Eine Stunde später klopfte ein kleiner, rundlicher Mann an die offen stehende Tür. Er war jung, vielleicht Anfang dreißig, hatte dichte, mittelblonde Haare, die gelockt waren und dem vollen Gesicht mit der glatten Haut etwas Bübisches verliehen. Er trug eine helle Hose, ein blaues Hemd und eine passende Krawatte – alles so aufeinander abgestimmt, dass es einen leichten Stich ins Feminine hatte.
»Dr. Wembler?«
Statt zu antworten, hob der Mann einfach die Augenbrauen und lächelte verschmitzt.
»Danke für Ihren Besuch. Bitte setzen Sie sich doch.«
Der Gerichtsmediziner schaute auf den Besuchertisch in der Ecke des Zimmers. »Muss es dort sein? Da fühle ich mich ja wie bei einem Verhör, mit Tonbandgerät und einem zweiten Kollegen, der im Zimmer auf und ab geht und droht, mich zu verhaften, wenn ich mich nicht kooperativ zeige.«
»Sie haben zu viele Krimis gesehen.«
Der Arzt hob beide Hände vor die Brust. »Gott bewahre. Ich stehe keinen Kriminalfilm durch. Ich kann stundenlang zuschauen, wie sich Würmer durch einen Leichnam fressen oder Insekten ihre Larven legen. Das ist wie Heimkino für mich, aber wenn in einem Film ein Kind seinem Mörder begegnet oder eine Frau ihrem Vergewaltiger, ist mein Finger in Lichtgeschwindigkeit an der Fernbedienung. Miss Marple ist das Härteste, was ich mir zumuten kann.«
Gerald wies auf Batzkos Schreibtisch. »Mein Kollege hat heute Urlaub. Wenn Sie möchten …«
Dr. Wembler nahm das Angebot an. Nur war er so viel kleiner als Batzko, dass er kaum über die Schreibtischplatte ragte; als wäre er plötzlich zu einem Schuljungen geschrumpft. Es schien ihn jedoch nicht zu stören. Er legte die Handflächen gegeneinander, blies die Luft durch die Backen und begann. »BIID, also Body Integrity Identity Disorder, ist ein ziemlich junges und sehr kontrovers diskutiertes Phänomen.
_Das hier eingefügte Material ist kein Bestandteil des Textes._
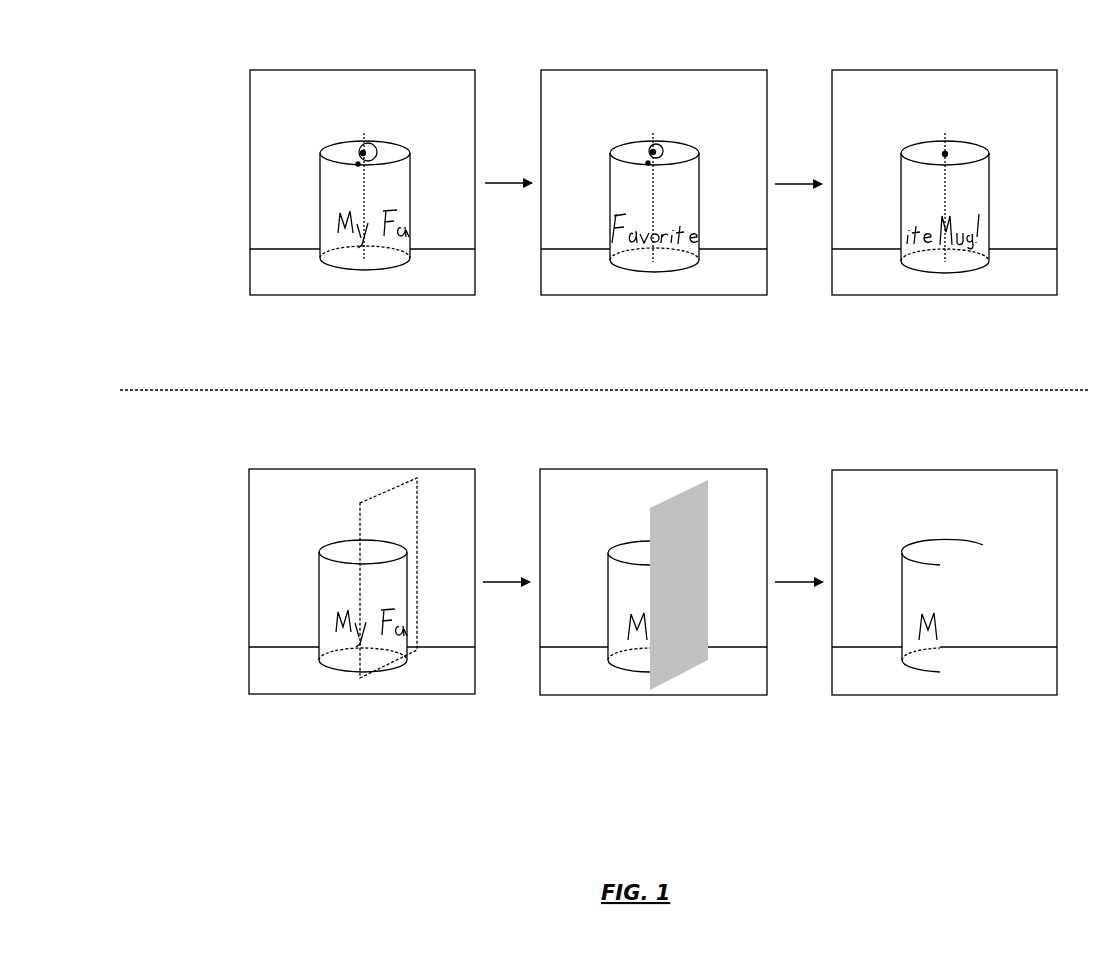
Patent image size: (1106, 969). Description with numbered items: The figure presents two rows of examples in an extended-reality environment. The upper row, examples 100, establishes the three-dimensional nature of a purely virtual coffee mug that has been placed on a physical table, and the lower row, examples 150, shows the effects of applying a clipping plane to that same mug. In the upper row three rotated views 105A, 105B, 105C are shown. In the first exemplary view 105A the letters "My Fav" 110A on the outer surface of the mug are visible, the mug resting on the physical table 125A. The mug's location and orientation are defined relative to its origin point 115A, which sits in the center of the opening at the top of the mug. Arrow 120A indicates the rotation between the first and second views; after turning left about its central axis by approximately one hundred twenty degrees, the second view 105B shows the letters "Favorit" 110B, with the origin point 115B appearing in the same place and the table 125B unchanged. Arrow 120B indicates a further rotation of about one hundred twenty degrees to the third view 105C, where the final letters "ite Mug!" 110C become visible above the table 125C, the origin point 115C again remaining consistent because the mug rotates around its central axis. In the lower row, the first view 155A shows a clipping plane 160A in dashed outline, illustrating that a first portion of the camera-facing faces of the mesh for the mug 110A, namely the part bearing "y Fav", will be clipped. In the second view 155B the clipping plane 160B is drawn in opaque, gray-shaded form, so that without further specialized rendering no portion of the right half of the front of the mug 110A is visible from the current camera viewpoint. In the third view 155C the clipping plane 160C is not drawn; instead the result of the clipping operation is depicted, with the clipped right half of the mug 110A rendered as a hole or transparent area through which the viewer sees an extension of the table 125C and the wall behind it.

The examples of a 3D object 100 is at (197, 56).
The first exemplary view of the virtual coffee mug 105A is at (362, 182).
The second exemplary view of the virtual coffee mug 105B is at (654, 182).
The third exemplary view of the virtual coffee mug 105C is at (944, 182).
The virtual coffee mug portion with letters "My Fav" 110A is at (366, 256).
The virtual coffee mug portion with letters "Favorit" 110B is at (660, 250).
The virtual coffee mug portion with letters "ite Mug!" 110C is at (960, 252).
The origin point 115A is at (362, 152).
The origin point 115B is at (655, 153).
The origin point 115C is at (946, 154).
The arrow 120A is at (357, 165).
The arrow 120B is at (649, 161).
The physical table 125A is at (325, 278).
The physical table 125B is at (617, 278).
The physical table 125C is at (917, 278).
The examples of the effects of applying a clipping plane 150 is at (197, 456).
The first view 155A is at (362, 581).
The second view 155B is at (653, 582).
The third view 155C is at (944, 582).
The clipping plane 160A is at (413, 507).
The clipping plane 160B is at (703, 505).
The clipping plane 160C is at (964, 597).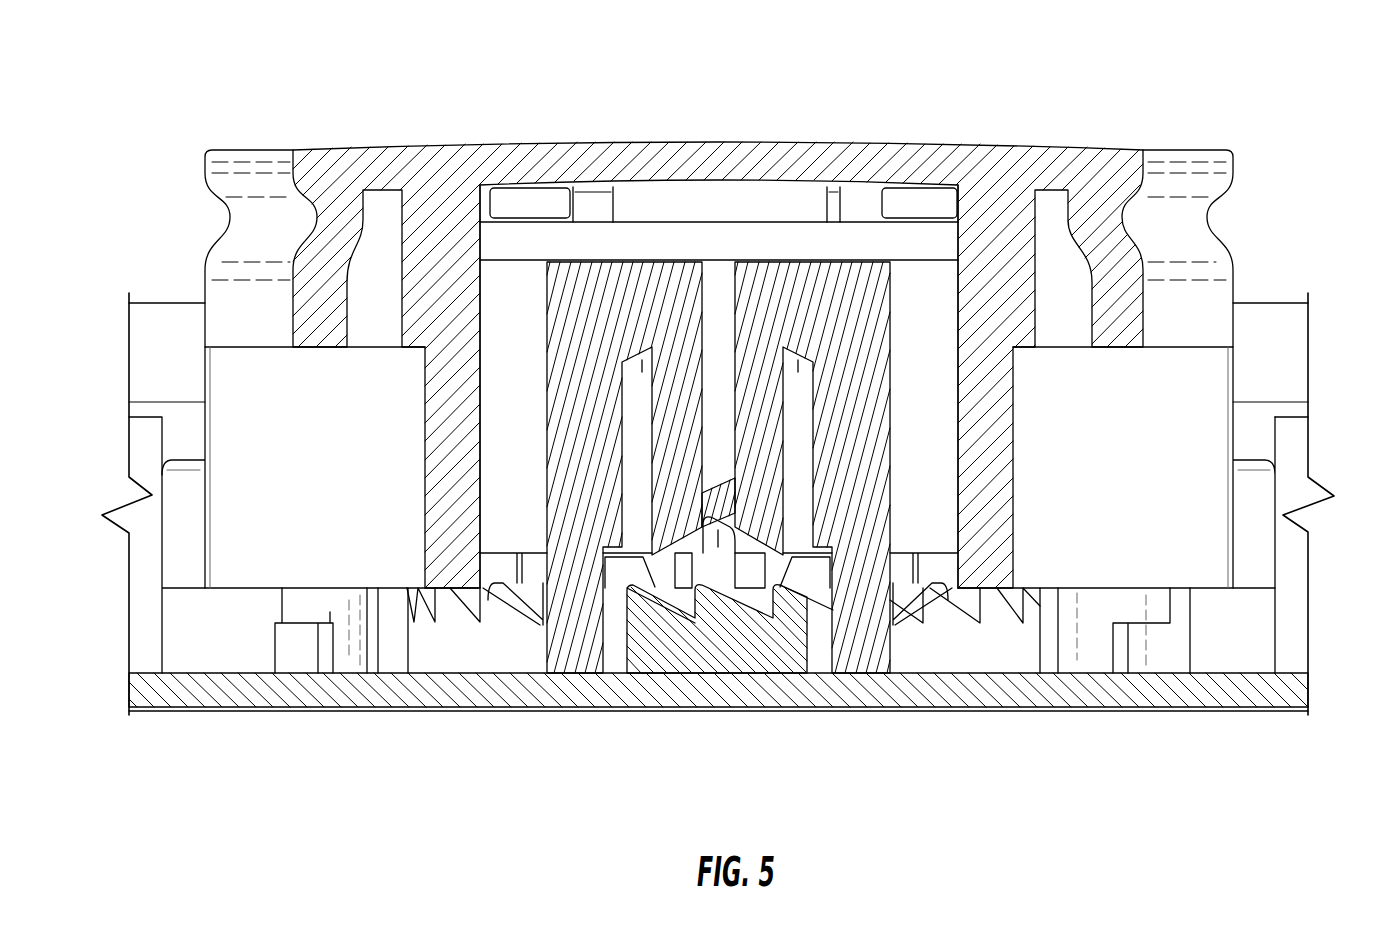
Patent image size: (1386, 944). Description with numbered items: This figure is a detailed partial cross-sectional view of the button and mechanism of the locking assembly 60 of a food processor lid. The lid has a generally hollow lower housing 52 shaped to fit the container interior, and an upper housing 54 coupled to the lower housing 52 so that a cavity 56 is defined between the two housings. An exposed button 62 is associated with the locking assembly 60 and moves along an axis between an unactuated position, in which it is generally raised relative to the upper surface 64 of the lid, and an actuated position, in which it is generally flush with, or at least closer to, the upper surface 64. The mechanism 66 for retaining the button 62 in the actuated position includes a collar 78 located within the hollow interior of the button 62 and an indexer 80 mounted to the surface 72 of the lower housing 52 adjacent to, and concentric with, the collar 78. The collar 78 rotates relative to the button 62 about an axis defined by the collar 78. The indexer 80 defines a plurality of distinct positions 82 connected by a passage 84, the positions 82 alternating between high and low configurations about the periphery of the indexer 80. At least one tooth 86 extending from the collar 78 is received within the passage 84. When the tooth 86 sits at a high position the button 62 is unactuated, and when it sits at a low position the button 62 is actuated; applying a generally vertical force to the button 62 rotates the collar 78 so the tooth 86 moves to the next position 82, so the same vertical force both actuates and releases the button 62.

Die Betroffenen sind nach herkömmlichen Maßstäben physisch vollkommen gesund, aber sie sehnen sich danach, einen Körperteil wie einen Unterschenkel oder einen Arm zu verlieren. Sie empfinden sich paradoxerweise erst durch den Verlust einer Extremität als komplett. Es gibt auch Patienten, die eine Querschnittslähmung wünschen. Der Drang nach dem physischen Verlust kann so stark werden, dass die Betroffenen sich mit der Axt einen Arm abhacken, ein Bein auf ein Bahngleis legen oder das betreffende Körperteil so lange von der Blutzufuhr abtrennen, bis es von einem Chirurgen entfernt werden muss. Das lässt den massiven Leidensdruck ahnen, unter dem diese Menschen stehen. Viele, die nicht zu dieser extremen ›Selbsthilfe‹ greifen, haben tiefe Depressionen, werden arbeitsunfähig, isolieren sich von ihrer Umwelt, der sie ihren Wunsch aus Scham nicht mitteilen wollen.«
»Kennt man die Ursache der Krankheit?«
»Nicht wirklich. Sehen Sie, ich bin Naturwissenschaftler durch und durch, ich habe gerne zu jeder Krankheit eine eindeutige Erklärung. Von A nach B, verstehen Sie, und ich als Mediziner suche die Verbindung, die manchmal unmittelbar ist und manchmal gewunden und kompliziert, aber immerhin vorhanden in dem physiologischen Weltreich, das jeder Mensch darstellt. Es gibt auch für BIID einen entsprechenden neurologischen Ansatz. Demnach liegt eine Schädigung im so genannten somasensorischen Kortex vor, in dem unser Gehirn das Körperbewusstsein abbildet. Stellen Sie es sich so vor, dass in diesem Teil des Gehirns eine Fotografie unseres Körpers liegt, und auf dieser Fotografie fehlt ein Bein. Und diese Fotografie bestimmt tragischerweise das Selbstbild, nicht der reale Körper. Das Bein wird für sie zu einem störenden Fremdkörper, sie fühlen sich, ähnlich wie Transsexuelle, in einem Körper gefangen, den sie nicht als den ihren wahrnehmen. Das Ich führt Krieg gegen die eigene Physis.«
»Wenn ich Sie richtig verstehe, so sind solche Patienten nach einer Amputation zunächst einmal am Ziel ihrer persönlichen Wünsche. Kann das ein Motiv sein, die Operationsnarbe ästhetisch gestalten zu lassen, gleichsam wie zur Bestätigung?«
»Touché.« Der Arzt ließ sich gegen die Rückenlehne fallen. Gerald, der seinen Kollegen Batzko, den Einmeterneunzig-Schrank, vor dem geistigen Auge hatte, musste ein Lächeln unterdrücken, als er den promovierten Dreikäsehoch im Sessel geradezu versinken sah.
»Bei rund einem Drittel der Patienten hat der Stumpf eine fetischistische, bisweilen auch sexuelle Komponente. Sie lieben ihren Stumpf, sie finden ihn ästhetisch und hocherotisch. Ich weiß nicht, warum mir das bei der Obduktion nicht aufgefallen ist. Vielleicht hat die eindeutige Todesursache durch die Sturzverletzungen meine Wachsamkeit eingeschläfert. Wie auch immer – deshalb bin ich ja auch persönlich zu Ihnen gekommen.« Wembler zwinkerte mit einem Auge.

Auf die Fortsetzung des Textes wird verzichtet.